Что касается движущих факторов событий, то есть еще один аспект Февральской революции, который требует изучения. Речь идет о предположительной роли немецких денег и немецкой агентуры. В спорах о немецкой помощи большевикам после возвращения Ленина вопрос был затемнен и замят. На этом мы уже останавливались. Существует две самостоятельных проблемы — немецкое вмешательство в февральские события и немецкая помощь большевикам. И обе для историка одинаково трудно разрешимы. С самого начала все участники дела были живо заинтересованы в том, чтобы не оставить никаких документальных свидетельств. С немецкой стороны, когда был открыт доступ к архивам, кое-что прояснилось, со стороны же Советского Союза не изменилось ничего, не стал доступным ни один документ, и всякие расспросы там сочли бы политической провокацией, оскорблением учения.

В России в то время многие, по-видимому, были убеждены, что немцы так или иначе приложили руку к февральским событиям. На одном из первых заседаний Временного правительства, в марте, министр иностранных дел Милюков вскользь упомянул о роли немецких агентов и денег в Февральской революции. Последовал резкий выпад Керенского, который покинул зал заседания, заявив, что не может находиться там, «где священное дело революции подвергается надругательствам»10. Конечно, Керенский извращал и преувеличивал, крича, что Милюков «подвергает надругательствам», Милюков просто выразил общераспространенное мнение. Скрытые пружины народного восстания требуют объяснений, и вмешательство немецкой агентуры дает объяснение этому поразительному успеху «революции без революционеров».

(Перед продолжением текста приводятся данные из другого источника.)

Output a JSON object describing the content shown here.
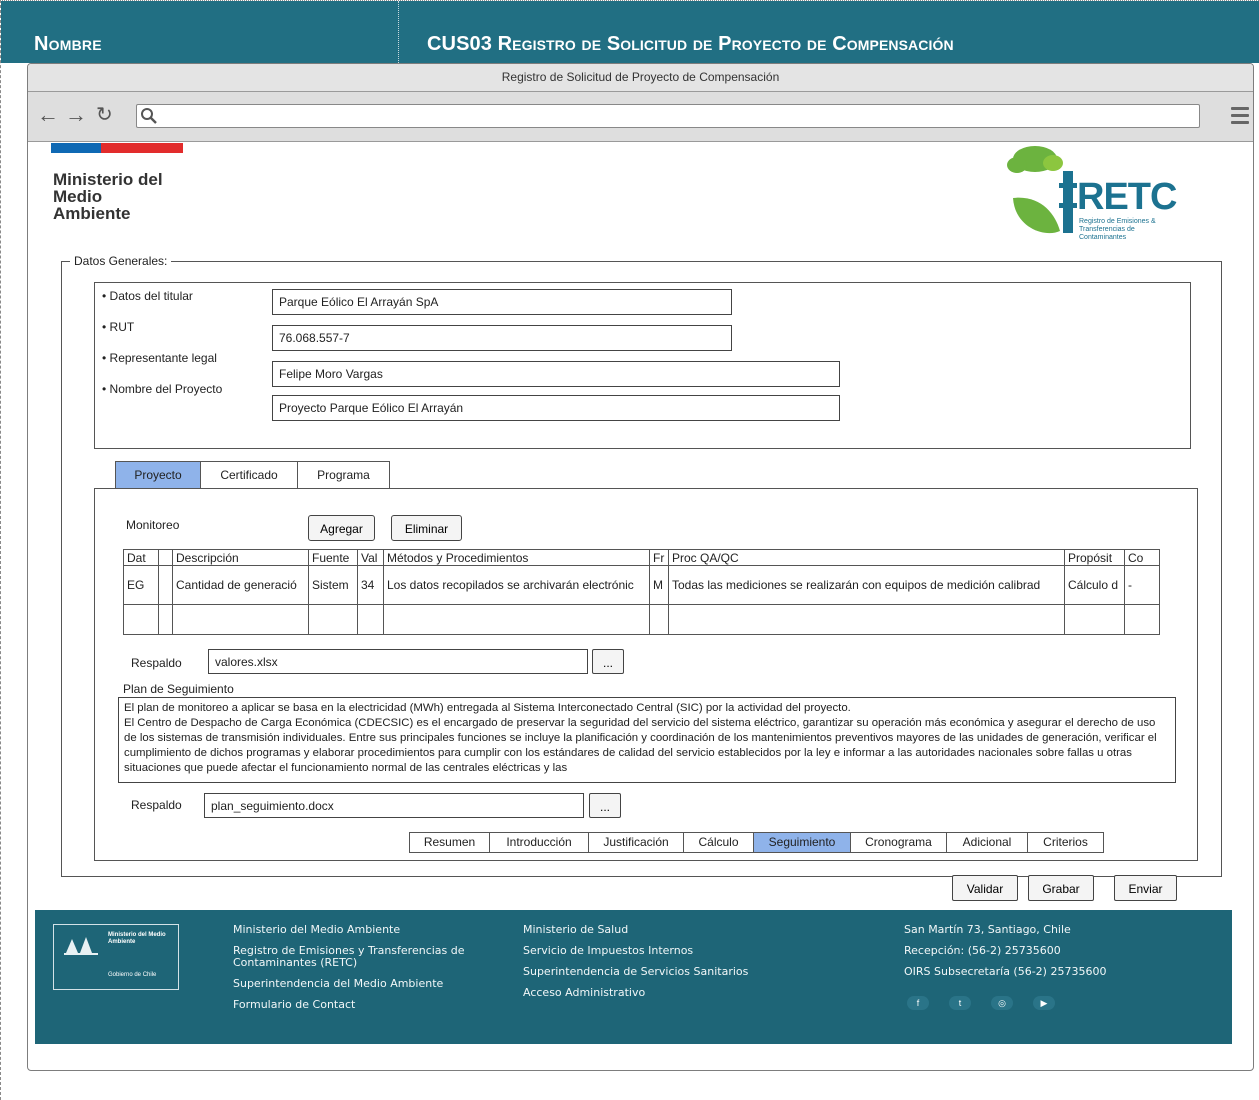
{
  "header": {
    "left_label": "Nombre",
    "right_label": "CUS03 Registro de Solicitud de Proyecto de Compensación"
  },
  "window": {
    "title": "Registro de Solicitud  de Proyecto de Compensación"
  },
  "browser": {
    "back_icon": "arrow-left-icon",
    "forward_icon": "arrow-right-icon",
    "reload_icon": "reload-icon",
    "search_icon": "search-icon",
    "menu_icon": "hamburger-menu-icon",
    "url": ""
  },
  "branding": {
    "ministry": "Ministerio del\nMedio\nAmbiente",
    "retc_word": "RETC",
    "retc_sub": "Registro de Emisiones & Transferencias de Contaminantes"
  },
  "general": {
    "legend": "Datos Generales:",
    "fields": [
      {
        "label": "• Datos del titular",
        "value": "Parque Eólico El Arrayán SpA"
      },
      {
        "label": "• RUT",
        "value": "76.068.557-7"
      },
      {
        "label": "• Representante legal",
        "value": "Felipe Moro Vargas"
      },
      {
        "label": "• Nombre del Proyecto",
        "value": "Proyecto Parque Eólico El Arrayán"
      }
    ]
  },
  "tabs": [
    "Proyecto",
    "Certificado",
    "Programa"
  ],
  "monitoring": {
    "label": "Monitoreo",
    "add_button": "Agregar",
    "delete_button": "Eliminar",
    "columns": [
      "Dat",
      "",
      "Descripción",
      "Fuente",
      "Val",
      "Métodos y Procedimientos",
      "Fr",
      "Proc QA/QC",
      "Propósit",
      "Co"
    ],
    "rows": [
      [
        "EG",
        "",
        "Cantidad de generació",
        "Sistem",
        "34",
        "Los datos recopilados se archivarán electrónic",
        "M",
        "Todas las mediciones se realizarán con equipos de medición calibrad",
        "Cálculo d",
        "-"
      ]
    ]
  },
  "respaldo1": {
    "label": "Respaldo",
    "value": "valores.xlsx",
    "browse": "..."
  },
  "plan": {
    "label": "Plan de Seguimiento",
    "text_lines": [
      "El plan de monitoreo a aplicar se basa en la electricidad (MWh) entregada al Sistema Interconectado Central (SIC) por la actividad del proyecto.",
      "El Centro de Despacho de Carga Económica (CDECSIC) es el encargado de preservar la seguridad del servicio del sistema eléctrico, garantizar su operación más económica y asegurar el derecho de uso de los sistemas de transmisión individuales. Entre sus principales funciones se incluye la planificación y coordinación de los mantenimientos preventivos mayores de las unidades de generación, verificar el cumplimiento de dichos programas y elaborar procedimientos para cumplir con los estándares de calidad del servicio establecidos por la ley e informar a las autoridades nacionales sobre fallas u otras situaciones que puede afectar el funcionamiento normal de las centrales eléctricas y las"
    ]
  },
  "respaldo2": {
    "label": "Respaldo",
    "value": "plan_seguimiento.docx",
    "browse": "..."
  },
  "subtabs": [
    "Resumen",
    "Introducción",
    "Justificación",
    "Cálculo",
    "Seguimiento",
    "Cronograma",
    "Adicional",
    "Criterios"
  ],
  "actions": {
    "validate": "Validar",
    "save": "Grabar",
    "send": "Enviar"
  },
  "footer": {
    "logo_title": "Ministerio del Medio Ambiente",
    "logo_sub": "Gobierno de Chile",
    "col1": [
      "Ministerio del Medio Ambiente",
      "Registro de Emisiones y Transferencias de Contaminantes (RETC)",
      "Superintendencia del Medio Ambiente",
      "Formulario de Contact"
    ],
    "col2": [
      "Ministerio de Salud",
      "Servicio de Impuestos Internos",
      "Superintendencia de Servicios Sanitarios",
      "Acceso Administrativo"
    ],
    "col3": [
      "San Martín 73, Santiago, Chile",
      "Recepción: (56-2) 25735600",
      "OIRS Subsecretaría (56-2) 25735600"
    ],
    "social": [
      "f",
      "t",
      "◎",
      "▶"
    ]
  }
}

В одной из предыдущих глав мы пытались рассмотреть, как разные немецкие военные ведомства усиливались внести свою лепту в организацию рабочих волнений и, поскольку возможно, революции. Мы видели, что Гельфанд (Парвус) разработал для германских властей подробный плац, предлагая к их услугам свои обширные связи как на Балканах, так и в Скандинавии, и что германское правительство оказало ему значительную финансовую поддержку, чтобы он мог независимо осуществить свои революционные планы. Если вернуться к политическим событиям в России, то там следов деятельности Гельфанда обнаруживается крайне мало, хотя некоторые указания на то, что немецкие деньги и изобретательность Гельфанда не пропали даром, — есть.

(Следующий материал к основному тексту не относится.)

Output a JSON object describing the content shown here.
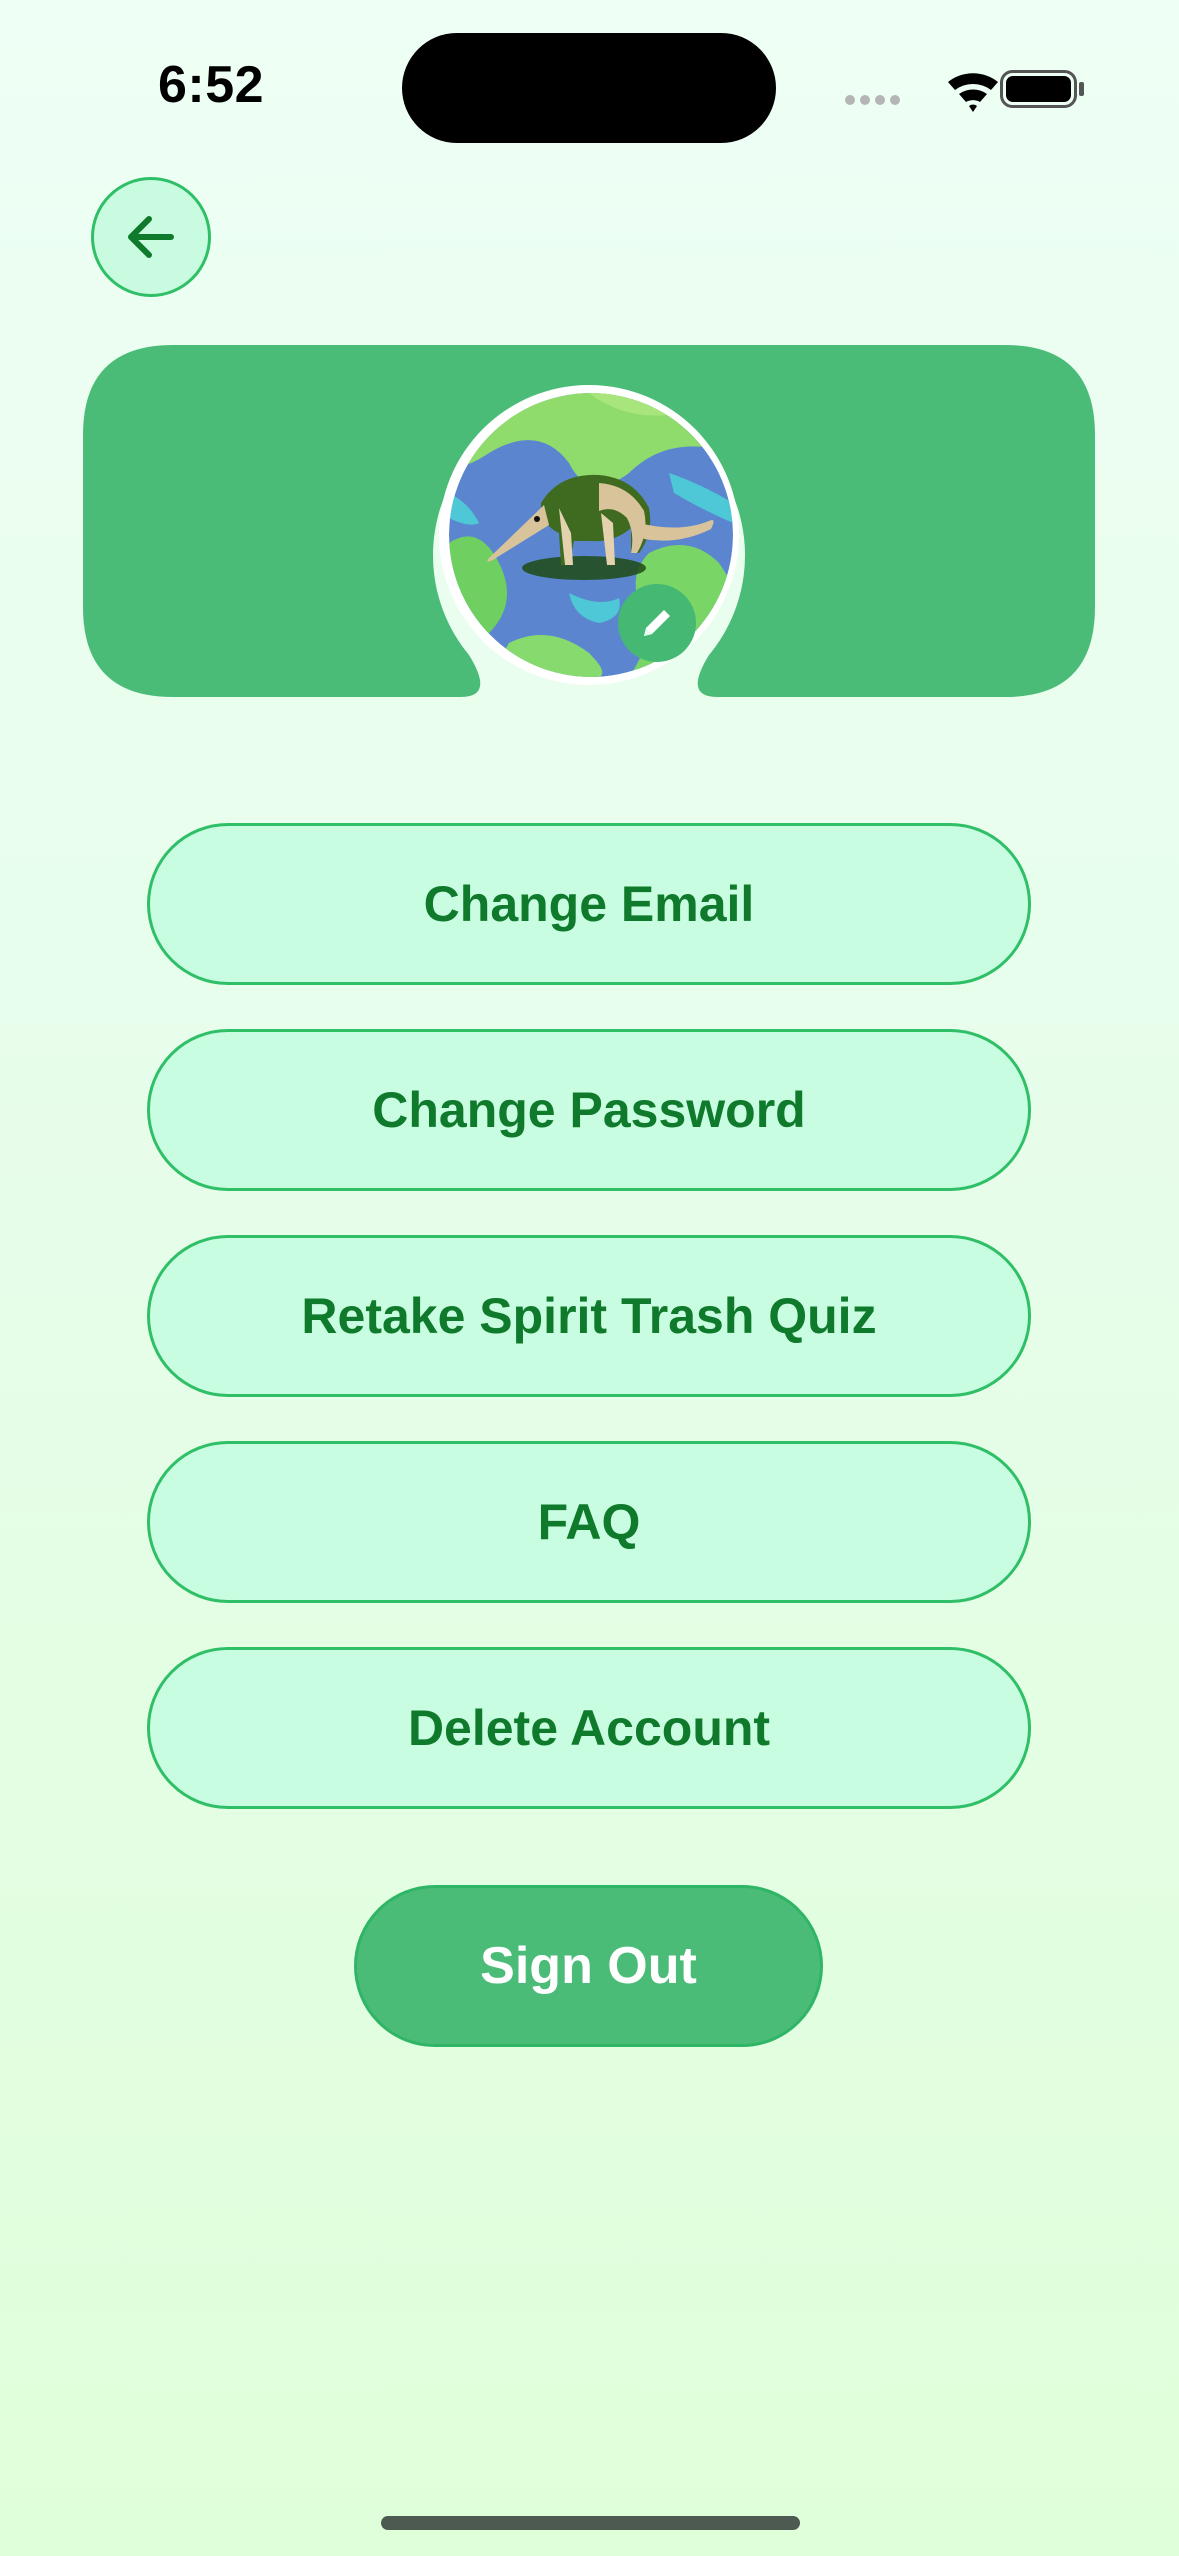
{
  "status_bar": {
    "time": "6:52",
    "icons": [
      "cellular-signal-icon",
      "wifi-icon",
      "battery-icon"
    ]
  },
  "header": {
    "back_icon": "arrow-left-icon"
  },
  "profile": {
    "avatar_description_icon": "anteater-globe-avatar",
    "edit_icon": "pencil-icon"
  },
  "menu": {
    "items": [
      {
        "label": "Change Email"
      },
      {
        "label": "Change Password"
      },
      {
        "label": "Retake Spirit Trash Quiz"
      },
      {
        "label": "FAQ"
      },
      {
        "label": "Delete Account"
      }
    ],
    "sign_out_label": "Sign Out"
  },
  "colors": {
    "accent": "#4bbc78",
    "button_fill": "#c9fde1",
    "button_border": "#2fbf67",
    "button_text": "#0f7a2c"
  }
}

Выше мы видели, что забастовка, вспыхнувшая в Петрограде в январе 1916 года, была спровоцирована и поддержана финансово организацией Гельфанда, и, возможно, те же агенты организовали забастовку в Николаеве. Имея в виду эти прецеденты, трудно поверить, что немцы не имели никакого отношения к событиям 23–26 февраля 1917 года, столь напоминающим события 1916 года. Мы видели также, что в 1917 году организация Гельфанда все еще работала в Копенгагене, и экономическое и финансовое положение Гельфанда было лучше, чем когда-либо. Никто из его агентов в России (как говорили, на него работало десять человек)11 не был пойман.

Возможно, группировки, которые он поддерживал, между февралем 1916 и февралем 1917 года менялись. И более безликая Межрайонка играла, по всей видимости, более важную роль в 1917 году, чем петроградская организация большевиков. Гельфанд, у которого были тесные связи с левыми меньшевиками и с Троцким, мог по собственному выбору оказывать поддержку то одному комитету, то другому. Но это только догадка. Ни Гельфанд, ни остальные участники этой деятельности не оставили никаких свидетельств о том, что это было действительно так. Можно, однако, подозревать, что крайне важный вопрос финансирования забастовок (то есть поддержки рабочих из недели в неделю, пока они бастуют, выдвигая то невозможные экономические, то невозможные политические требования, которых заводские управления не могут удовлетворить) улаживался безличными забастовочными комитетами с помощью фондов, источником которых была организация Гельфанда12. И чем безличнее, незаметнее оказывающие поддержку комитеты и люди, тем лучше для конспиративной структуры гельфандовской организации13.

Несмотря на то, что за рабочими волнениями в феврале 1917 года могли скрываться немецкие агенты и немецкие деньги, было бы ошибкой преувеличивать их влияние на последующие события. Как только демонстранты, выйдя с окраин Петрограда, смешались в центре города с толпой, характер движения стал меняться. Лозунги, с которыми демонстрация началась на промышленных окраинах, были изменены или отброшены, как только начались контакты с обитателями центра — студентами и гимназистами, мелкими служащими, младшими офицерами и другими представителями средних классов, которые готовы были поглазеть на демонстрацию рабочих, присоединиться к процессии, попеть революционные песни и со вкусом послушать уличных ораторов. Сначала рабочие вышли с лозунгами: «Хлеба! » — «Долой самодержавие! » — «Долой войну! » Мы уже видели, что положение с продовольствием вряд ли оправдывало первый лозунг. Второй был обычен для любой демонстрации в России. Наряду с красным флагом, он свидетельствовал о революционности. Но третий лозунг, игравший большую роль в рабочих демонстрациях 23–6 февраля, заслуживает дополнительных разъяснений.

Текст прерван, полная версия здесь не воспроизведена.